Positioned at the intersection of law and ethics, Responsibility for Negligence in Ethics and Law: Aspiration, Perspective and Civic Maturity responds to these fundamental questions by advancing the idea that the underpinning feature of negligent or inadvertent acts is the phenomenon of akrasia - the lack of integration of character and intelligent thinking. When we act akratically, we are acting contrary to our deliberated intention, due to an uneven development of character and thoughts about what is right, dutiful, and good. Using an Aristotelian-inspired model of deliberation, the book illustrates how legal decisions in negligence invite citizens to adopt a deliberative-aspirational perspective. This perspective encourages them to reshape, redescribe, and rethink their duties of care to meet the aspirational standard of the reasonable person. Consequently, the book argues that the purpose of negligence law is to promote values of citizen engagement and civic maturity. Combining tort law theory, Aristotelian conceptions of deliberation, and theories of practical rationality, responsibility, and action, this book invites us to rethink private law's purpose and methodology.
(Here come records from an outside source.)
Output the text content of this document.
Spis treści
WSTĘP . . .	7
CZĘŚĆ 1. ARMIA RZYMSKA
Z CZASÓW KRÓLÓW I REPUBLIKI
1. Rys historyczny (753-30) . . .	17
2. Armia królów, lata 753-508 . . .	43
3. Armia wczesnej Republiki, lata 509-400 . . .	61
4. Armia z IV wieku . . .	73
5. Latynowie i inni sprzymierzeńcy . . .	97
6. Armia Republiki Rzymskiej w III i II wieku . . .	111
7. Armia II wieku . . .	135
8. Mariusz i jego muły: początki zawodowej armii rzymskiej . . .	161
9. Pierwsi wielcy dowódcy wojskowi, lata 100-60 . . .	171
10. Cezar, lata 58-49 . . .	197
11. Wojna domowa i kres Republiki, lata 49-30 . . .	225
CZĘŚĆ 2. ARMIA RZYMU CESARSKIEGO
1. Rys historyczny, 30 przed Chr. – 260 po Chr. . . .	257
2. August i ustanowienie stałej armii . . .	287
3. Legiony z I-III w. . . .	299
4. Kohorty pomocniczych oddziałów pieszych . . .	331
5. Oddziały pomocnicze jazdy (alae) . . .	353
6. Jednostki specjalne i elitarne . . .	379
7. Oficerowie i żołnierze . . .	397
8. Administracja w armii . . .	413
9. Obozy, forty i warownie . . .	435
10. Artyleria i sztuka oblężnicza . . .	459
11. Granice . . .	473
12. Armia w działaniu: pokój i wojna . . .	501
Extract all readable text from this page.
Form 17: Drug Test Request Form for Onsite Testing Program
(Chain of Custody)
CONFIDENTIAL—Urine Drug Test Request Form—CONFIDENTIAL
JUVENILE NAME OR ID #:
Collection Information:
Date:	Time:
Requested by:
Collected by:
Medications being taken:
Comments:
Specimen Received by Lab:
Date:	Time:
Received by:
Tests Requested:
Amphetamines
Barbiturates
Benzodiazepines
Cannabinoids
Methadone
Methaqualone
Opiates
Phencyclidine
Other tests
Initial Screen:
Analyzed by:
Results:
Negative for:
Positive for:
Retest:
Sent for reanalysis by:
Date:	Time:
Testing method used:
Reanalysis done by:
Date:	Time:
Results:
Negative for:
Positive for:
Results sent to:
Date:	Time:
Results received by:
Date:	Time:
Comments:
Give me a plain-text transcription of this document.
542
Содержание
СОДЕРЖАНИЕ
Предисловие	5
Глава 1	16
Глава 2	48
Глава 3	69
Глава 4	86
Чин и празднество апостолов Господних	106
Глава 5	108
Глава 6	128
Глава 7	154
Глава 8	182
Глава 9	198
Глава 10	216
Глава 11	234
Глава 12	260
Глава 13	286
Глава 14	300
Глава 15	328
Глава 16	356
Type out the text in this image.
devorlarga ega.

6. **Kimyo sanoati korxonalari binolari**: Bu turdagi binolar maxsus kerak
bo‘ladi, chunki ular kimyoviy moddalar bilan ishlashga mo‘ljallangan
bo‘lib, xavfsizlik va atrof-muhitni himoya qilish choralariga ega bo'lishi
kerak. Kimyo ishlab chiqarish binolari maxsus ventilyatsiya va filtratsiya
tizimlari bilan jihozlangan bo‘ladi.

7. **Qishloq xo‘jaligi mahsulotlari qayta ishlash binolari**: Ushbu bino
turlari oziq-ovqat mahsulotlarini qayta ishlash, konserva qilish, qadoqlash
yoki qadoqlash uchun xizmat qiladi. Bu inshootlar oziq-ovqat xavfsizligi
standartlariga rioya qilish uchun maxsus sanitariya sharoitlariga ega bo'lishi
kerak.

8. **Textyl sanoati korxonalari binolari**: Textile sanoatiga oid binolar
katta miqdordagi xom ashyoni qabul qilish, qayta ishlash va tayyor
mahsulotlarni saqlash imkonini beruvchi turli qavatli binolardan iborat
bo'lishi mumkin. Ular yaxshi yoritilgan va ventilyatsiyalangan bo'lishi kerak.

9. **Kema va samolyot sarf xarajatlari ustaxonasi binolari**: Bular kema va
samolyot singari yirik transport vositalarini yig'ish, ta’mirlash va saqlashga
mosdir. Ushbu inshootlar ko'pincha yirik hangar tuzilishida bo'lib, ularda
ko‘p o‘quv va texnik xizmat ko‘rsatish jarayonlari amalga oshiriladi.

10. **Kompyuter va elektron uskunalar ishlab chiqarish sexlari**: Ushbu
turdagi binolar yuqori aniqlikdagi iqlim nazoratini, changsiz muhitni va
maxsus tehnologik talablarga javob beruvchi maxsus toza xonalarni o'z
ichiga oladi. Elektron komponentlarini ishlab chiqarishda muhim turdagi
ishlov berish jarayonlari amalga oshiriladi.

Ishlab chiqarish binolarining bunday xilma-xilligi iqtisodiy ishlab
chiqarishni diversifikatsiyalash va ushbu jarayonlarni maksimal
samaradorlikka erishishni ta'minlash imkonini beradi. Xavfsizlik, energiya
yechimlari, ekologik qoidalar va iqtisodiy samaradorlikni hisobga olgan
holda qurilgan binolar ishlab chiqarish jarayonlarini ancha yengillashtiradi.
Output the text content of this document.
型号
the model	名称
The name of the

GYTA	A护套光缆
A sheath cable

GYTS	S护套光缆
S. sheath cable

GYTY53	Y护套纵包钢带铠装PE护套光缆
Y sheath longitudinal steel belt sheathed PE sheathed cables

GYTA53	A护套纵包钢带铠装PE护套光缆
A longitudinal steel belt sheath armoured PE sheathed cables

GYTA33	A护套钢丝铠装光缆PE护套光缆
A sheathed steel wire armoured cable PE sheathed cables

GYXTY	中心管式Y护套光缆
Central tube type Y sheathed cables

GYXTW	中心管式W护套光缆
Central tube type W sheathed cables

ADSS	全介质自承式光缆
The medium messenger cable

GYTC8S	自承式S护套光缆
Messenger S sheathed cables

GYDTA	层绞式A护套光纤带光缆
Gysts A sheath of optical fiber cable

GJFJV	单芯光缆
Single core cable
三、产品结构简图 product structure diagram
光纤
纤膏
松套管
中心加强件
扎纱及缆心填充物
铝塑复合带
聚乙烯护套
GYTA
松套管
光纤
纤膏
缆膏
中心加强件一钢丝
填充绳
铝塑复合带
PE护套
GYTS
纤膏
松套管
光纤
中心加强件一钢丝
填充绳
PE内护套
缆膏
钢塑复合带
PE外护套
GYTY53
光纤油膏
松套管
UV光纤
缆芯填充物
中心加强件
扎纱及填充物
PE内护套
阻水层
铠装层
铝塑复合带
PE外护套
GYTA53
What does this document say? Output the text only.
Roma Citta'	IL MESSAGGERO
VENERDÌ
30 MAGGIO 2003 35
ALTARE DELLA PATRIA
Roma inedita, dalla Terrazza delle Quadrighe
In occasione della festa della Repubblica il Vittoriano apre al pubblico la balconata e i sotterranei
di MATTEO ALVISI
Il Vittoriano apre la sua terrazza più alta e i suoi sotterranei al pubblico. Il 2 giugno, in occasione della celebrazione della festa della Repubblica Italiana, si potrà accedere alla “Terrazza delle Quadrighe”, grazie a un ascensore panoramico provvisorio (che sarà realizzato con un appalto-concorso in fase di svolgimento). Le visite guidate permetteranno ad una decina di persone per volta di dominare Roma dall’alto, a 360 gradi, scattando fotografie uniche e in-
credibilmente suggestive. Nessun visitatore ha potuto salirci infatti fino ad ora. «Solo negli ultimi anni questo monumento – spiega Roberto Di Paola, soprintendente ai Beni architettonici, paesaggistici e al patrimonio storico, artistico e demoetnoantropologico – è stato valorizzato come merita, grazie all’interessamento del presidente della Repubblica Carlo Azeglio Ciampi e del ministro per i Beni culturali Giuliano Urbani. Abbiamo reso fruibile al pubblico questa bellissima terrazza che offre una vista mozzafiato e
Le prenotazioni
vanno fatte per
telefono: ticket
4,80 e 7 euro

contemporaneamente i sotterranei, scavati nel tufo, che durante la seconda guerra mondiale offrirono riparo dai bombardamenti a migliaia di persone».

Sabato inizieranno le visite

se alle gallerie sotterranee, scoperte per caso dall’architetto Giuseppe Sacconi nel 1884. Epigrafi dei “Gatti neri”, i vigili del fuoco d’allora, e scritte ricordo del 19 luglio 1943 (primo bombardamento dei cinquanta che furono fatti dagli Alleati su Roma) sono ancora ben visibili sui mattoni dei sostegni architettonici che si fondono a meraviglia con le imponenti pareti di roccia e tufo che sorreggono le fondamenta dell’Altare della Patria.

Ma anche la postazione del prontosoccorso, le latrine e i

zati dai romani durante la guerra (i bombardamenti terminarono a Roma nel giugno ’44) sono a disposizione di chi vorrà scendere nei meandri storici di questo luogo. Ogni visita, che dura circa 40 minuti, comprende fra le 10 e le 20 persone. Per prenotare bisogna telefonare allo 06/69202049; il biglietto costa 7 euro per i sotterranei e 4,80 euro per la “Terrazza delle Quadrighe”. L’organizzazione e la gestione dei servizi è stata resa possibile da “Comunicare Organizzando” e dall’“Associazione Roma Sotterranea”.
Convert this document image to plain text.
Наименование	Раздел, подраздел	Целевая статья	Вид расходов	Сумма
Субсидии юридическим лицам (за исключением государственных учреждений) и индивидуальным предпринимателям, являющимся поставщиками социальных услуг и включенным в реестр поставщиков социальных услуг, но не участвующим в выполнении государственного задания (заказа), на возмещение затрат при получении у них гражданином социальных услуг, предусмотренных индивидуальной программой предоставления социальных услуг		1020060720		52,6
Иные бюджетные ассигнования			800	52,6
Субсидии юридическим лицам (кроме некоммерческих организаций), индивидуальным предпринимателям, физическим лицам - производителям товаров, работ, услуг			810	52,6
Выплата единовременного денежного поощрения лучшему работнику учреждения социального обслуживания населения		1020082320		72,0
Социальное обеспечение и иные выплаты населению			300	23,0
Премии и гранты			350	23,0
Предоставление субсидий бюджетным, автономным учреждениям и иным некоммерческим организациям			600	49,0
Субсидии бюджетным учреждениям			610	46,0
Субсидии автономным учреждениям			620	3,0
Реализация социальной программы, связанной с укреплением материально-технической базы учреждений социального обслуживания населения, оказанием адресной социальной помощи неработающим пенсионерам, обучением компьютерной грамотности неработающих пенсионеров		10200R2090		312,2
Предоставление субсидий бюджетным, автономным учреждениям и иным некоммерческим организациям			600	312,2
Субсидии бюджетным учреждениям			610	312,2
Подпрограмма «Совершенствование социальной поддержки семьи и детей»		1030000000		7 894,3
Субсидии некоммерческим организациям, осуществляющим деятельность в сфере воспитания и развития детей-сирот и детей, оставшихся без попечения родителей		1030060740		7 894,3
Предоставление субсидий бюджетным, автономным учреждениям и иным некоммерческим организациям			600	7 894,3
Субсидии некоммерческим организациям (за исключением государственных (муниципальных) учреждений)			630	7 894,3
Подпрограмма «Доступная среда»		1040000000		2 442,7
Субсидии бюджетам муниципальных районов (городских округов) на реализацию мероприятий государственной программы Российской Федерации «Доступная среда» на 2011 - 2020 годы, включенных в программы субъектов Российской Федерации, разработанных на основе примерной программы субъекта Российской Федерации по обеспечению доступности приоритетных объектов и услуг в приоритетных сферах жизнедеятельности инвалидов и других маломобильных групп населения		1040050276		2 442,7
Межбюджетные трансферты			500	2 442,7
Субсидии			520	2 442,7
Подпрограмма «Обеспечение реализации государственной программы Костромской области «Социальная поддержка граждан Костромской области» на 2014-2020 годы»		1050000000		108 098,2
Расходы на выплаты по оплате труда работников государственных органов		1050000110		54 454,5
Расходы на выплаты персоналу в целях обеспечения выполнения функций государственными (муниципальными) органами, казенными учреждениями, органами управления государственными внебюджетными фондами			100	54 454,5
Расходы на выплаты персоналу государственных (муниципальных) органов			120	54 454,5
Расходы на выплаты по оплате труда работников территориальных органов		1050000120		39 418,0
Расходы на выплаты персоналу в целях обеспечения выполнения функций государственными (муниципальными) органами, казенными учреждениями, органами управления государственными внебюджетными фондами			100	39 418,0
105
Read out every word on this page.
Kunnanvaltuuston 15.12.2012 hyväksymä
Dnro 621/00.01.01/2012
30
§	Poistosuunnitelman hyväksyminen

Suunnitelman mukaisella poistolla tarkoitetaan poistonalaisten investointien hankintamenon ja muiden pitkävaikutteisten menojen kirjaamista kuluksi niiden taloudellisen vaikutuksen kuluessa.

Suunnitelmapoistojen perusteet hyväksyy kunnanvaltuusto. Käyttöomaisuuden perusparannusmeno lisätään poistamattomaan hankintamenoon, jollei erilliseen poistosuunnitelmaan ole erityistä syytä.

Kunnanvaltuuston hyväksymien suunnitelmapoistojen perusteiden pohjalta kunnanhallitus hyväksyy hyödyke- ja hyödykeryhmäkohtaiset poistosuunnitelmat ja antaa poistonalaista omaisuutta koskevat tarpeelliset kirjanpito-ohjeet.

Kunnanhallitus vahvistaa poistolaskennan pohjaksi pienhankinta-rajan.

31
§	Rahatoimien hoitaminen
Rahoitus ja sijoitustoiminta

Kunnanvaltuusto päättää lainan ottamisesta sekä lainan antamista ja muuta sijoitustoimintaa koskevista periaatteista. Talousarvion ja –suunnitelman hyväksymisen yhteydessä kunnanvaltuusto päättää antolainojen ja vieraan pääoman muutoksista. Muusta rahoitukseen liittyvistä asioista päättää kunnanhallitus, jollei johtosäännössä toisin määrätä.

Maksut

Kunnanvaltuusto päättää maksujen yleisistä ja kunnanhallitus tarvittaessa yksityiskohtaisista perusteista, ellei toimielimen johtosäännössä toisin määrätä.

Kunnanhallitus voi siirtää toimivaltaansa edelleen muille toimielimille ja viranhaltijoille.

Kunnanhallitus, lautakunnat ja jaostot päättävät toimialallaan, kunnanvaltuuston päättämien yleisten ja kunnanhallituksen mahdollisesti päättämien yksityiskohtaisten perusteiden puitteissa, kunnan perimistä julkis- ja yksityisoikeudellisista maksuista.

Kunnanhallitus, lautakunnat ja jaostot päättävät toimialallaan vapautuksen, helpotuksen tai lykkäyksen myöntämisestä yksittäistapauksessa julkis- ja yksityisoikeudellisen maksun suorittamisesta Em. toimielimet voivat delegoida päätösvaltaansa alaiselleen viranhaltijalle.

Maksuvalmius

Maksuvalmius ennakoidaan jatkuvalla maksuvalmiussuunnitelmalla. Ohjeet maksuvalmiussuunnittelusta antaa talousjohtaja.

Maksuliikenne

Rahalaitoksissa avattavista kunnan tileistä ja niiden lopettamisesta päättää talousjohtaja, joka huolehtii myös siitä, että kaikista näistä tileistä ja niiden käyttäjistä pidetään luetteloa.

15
 I am also writing a monograph on the question of the good, and common good and its relationship to responsibility at legal, moral, and political levels (contracted by CUP). Finally, I am editing a volume on Bernard Williams’s legal philosophy and methodology (contracted by Hart).



I have published a book , which argues that the classical model of intentional action in terms of the ‘guise of the good’ model a) provides the framework for a sound understanding of the normative and authoritative character of law and b) gives the theoretical grounds to dissolve the paradox of legal authority. The title of the monograph is Law and Authority Under the Guise of the Good.  

My publications on meta-ethics and legal theory aim to advance a better understanding of the relationship between legal and moral objectivity. I am also interested in, and have written on, the methodological problems in legal theory, i.e.  the distinction between normative and descriptive jurisprudence, the nature of conceptual analysis,  the search for an adequate formulation of the idea of paradigm in law.